What do you think about “social PLM” trend? I don’t see many cheerleaders of social PLM nowadays. The excitement and social PLM fluff is over. Some of these companies turned into boring “collaborating utilities” with a flavor or enterprise security. Some of companies produced good “facebook user experience clones” and got acquired by enterprise vendors. Overall, “social” didn’t created a revolution in PLM. So, it is a good time to think about what happened and learn lessons for the future.
I’ve been reading A VC blog by Fred Willson of Union Ventures. Read this short article – Single User Utility In A Social System. The conclusion of Fred about single utility resonated. Fred brings “delicious example”, which is very good in my view. Here is my favorite passage:
One of the most important lessons we took from delicious was the value of single user utility in social systems. It might seem odd that systems designed to leverage interactions between people can have (should have?) single person utility. But I strongly believe they should. The first users of delicious were barely aware of and rarely used its social aspects. They just wanted to store their bookmarks in the cloud instead of in their browser. And they liked the tag based classification system. And they liked being able to use their links from any device. That was the single person utility delicious was built on. But because bookmarks were public by default which resulted in most links being shared with others, a large social system developed. The delicious popular page was an important web destination in its day and most of those visitors never posted a link to delicious.
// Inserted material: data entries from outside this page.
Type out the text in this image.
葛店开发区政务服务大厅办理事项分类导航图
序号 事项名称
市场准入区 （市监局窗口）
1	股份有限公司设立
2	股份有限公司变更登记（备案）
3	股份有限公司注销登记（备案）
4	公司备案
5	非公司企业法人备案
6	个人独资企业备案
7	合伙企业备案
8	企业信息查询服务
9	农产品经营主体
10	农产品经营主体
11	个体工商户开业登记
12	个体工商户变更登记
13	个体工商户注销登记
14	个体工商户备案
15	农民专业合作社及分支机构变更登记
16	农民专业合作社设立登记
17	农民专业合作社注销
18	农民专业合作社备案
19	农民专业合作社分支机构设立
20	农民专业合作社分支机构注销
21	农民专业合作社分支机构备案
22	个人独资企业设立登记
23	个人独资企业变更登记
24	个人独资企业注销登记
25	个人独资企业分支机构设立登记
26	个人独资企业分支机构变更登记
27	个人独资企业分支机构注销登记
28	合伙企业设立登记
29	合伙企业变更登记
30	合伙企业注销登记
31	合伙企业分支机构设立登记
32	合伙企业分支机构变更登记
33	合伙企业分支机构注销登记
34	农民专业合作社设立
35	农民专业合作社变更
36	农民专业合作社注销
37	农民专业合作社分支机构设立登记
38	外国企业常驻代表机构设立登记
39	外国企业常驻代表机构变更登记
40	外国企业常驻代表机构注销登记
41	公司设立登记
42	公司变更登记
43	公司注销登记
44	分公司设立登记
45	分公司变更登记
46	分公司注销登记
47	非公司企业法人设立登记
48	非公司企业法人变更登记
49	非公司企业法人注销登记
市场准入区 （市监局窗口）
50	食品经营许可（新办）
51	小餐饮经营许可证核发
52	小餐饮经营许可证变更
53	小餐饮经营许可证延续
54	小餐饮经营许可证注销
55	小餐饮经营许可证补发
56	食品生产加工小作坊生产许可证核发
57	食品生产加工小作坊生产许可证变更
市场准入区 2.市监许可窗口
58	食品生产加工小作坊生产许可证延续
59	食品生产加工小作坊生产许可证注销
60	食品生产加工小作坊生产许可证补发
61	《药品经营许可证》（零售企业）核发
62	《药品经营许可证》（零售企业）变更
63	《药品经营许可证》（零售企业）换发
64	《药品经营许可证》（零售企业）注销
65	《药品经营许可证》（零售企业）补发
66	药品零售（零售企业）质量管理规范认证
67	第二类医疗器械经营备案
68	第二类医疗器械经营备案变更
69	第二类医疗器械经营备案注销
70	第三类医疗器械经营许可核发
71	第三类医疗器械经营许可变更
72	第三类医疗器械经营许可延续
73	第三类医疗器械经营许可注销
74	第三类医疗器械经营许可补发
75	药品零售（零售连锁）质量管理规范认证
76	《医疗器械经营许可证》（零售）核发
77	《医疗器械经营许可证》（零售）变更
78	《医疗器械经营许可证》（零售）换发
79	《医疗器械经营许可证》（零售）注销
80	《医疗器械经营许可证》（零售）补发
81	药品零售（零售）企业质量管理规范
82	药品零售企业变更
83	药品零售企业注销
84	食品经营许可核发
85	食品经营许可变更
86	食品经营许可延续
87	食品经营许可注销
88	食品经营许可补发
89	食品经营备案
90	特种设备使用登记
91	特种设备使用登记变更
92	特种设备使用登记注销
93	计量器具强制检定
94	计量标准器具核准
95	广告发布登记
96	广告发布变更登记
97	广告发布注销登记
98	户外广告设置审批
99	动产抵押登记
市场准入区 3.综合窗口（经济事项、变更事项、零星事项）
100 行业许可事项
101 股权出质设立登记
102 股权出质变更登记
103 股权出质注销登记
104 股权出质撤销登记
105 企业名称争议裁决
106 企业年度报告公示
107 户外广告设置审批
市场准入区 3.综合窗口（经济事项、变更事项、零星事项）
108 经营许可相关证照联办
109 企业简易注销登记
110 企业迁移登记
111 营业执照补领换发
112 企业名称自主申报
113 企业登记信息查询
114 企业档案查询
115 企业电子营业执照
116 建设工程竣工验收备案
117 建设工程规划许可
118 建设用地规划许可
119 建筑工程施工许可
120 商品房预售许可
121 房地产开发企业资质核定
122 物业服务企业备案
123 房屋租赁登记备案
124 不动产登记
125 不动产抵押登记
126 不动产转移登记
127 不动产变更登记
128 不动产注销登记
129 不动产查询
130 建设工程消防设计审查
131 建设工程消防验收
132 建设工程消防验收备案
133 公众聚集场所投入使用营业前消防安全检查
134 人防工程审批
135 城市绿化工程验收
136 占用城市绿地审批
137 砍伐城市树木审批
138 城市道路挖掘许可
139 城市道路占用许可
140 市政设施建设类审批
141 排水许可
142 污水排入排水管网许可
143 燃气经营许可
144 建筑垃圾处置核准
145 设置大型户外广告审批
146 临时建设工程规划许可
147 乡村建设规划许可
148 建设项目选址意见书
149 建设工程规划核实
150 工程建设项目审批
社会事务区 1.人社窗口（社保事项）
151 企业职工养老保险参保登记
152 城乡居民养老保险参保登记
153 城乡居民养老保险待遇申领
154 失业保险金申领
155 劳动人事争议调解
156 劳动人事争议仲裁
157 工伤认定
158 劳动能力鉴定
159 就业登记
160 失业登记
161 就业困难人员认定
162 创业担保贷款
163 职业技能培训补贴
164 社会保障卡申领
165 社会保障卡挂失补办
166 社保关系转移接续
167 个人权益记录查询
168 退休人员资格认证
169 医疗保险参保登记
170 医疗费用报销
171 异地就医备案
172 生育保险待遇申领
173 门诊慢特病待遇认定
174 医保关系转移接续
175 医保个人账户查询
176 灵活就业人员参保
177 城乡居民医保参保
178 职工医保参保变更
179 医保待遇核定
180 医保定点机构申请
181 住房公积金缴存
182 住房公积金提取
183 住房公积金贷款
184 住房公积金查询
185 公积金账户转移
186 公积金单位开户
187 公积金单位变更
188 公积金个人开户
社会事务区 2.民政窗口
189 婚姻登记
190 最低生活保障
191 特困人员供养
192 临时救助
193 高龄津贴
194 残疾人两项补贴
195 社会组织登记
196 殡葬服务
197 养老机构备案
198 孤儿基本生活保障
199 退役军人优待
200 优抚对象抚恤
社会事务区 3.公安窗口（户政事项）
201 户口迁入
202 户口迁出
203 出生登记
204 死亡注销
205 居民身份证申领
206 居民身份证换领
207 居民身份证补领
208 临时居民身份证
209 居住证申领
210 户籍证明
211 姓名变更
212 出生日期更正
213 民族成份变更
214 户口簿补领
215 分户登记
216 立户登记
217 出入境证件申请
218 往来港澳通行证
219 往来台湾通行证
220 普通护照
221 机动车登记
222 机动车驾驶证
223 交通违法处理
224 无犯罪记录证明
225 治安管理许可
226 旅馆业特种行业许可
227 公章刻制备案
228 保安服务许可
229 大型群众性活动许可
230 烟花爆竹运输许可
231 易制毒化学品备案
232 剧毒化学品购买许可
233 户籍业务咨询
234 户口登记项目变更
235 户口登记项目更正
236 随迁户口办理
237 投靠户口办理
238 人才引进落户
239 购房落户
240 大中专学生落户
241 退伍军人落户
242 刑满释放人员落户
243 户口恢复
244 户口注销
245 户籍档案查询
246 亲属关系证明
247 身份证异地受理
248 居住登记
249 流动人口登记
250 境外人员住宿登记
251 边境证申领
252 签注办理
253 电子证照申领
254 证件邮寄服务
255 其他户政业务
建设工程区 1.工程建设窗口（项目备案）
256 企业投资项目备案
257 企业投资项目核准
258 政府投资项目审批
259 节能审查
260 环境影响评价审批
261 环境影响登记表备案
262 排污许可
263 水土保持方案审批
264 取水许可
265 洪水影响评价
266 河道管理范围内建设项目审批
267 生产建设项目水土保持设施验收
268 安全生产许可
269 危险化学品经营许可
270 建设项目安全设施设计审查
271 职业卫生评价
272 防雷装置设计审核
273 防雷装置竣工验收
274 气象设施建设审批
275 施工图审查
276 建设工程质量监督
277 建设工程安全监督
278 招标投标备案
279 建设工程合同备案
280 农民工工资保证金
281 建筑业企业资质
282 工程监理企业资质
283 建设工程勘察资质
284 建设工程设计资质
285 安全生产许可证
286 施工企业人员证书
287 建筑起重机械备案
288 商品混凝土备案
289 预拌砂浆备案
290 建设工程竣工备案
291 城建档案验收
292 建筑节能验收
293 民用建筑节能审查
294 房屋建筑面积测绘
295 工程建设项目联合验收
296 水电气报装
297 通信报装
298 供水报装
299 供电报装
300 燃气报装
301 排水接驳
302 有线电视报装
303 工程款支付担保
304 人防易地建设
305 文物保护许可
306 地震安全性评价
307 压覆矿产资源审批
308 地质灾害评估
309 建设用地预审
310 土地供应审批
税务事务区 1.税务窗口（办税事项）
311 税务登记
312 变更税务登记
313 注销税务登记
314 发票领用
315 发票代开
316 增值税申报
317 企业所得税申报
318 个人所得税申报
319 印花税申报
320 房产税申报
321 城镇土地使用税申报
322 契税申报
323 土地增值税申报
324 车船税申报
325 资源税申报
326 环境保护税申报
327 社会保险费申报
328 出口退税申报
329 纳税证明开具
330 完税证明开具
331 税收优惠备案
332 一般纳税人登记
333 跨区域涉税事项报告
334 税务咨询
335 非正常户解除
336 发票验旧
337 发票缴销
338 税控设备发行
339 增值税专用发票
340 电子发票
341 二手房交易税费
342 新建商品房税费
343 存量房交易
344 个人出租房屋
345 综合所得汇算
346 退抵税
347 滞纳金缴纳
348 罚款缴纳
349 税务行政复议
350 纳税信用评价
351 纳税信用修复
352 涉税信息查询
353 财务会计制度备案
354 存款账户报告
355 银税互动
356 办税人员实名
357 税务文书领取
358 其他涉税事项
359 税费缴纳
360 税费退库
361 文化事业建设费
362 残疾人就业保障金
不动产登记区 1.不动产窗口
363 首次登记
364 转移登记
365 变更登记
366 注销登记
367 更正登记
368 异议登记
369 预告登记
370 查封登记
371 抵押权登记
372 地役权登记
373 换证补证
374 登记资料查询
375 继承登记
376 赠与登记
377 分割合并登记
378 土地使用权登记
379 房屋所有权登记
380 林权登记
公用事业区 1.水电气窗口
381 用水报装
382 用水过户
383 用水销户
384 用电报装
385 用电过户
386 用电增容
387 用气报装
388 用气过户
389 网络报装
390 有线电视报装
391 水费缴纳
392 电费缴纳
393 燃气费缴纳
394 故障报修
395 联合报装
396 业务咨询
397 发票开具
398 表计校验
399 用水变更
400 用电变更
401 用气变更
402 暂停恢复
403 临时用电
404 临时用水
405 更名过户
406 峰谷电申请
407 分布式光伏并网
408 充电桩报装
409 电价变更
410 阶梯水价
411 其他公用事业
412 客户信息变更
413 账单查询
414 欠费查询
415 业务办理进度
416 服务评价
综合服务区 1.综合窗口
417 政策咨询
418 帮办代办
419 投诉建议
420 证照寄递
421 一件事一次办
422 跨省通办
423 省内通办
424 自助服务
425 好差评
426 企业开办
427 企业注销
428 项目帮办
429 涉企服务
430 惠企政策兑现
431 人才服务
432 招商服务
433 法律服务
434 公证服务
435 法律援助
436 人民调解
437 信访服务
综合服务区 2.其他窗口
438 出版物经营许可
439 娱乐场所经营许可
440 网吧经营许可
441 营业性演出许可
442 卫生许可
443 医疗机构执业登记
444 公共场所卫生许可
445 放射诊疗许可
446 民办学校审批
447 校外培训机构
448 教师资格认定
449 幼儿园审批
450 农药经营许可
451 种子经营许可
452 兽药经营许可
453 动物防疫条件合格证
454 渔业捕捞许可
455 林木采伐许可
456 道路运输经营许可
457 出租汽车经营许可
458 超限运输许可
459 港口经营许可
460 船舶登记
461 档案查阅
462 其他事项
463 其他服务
They consumed others’ links.
I’d bring few additional examples. First – photo sharing websites. Most of them started as a place for photographers to keep their photos and only after added an additional function of sharing photos. Another one – GPS navigation, which originally single utility function. Then we can see “social navigation” system like Waze created social value beyond this single function.
Social PLM focus on “collaboration” was a right one. However, it missed a single function that can provide an ultimate value to a single user. What is that function? I can speculate it is the ability to share and manage data supplied be a single user. Similar to photo websites and later to many other Web 2.0 sites, a single content creation and management function was missed. With more systems moving to cloud today, we have a chance to fix this problem.
What is my conclusion? When it comes to enterprise software, value proposition is a key element in a sales process. Nothing wrong here. However, it was a point where “social PLM 1.0” activities failed. Most of social PLM products and initiatives were too focused on company value proposition and missed a single “user function” that can make them useful for people in a company first. However, you cannot stop people from innovation. Next wave of social initiatives is coming and it won’t miss single user function to make it successful.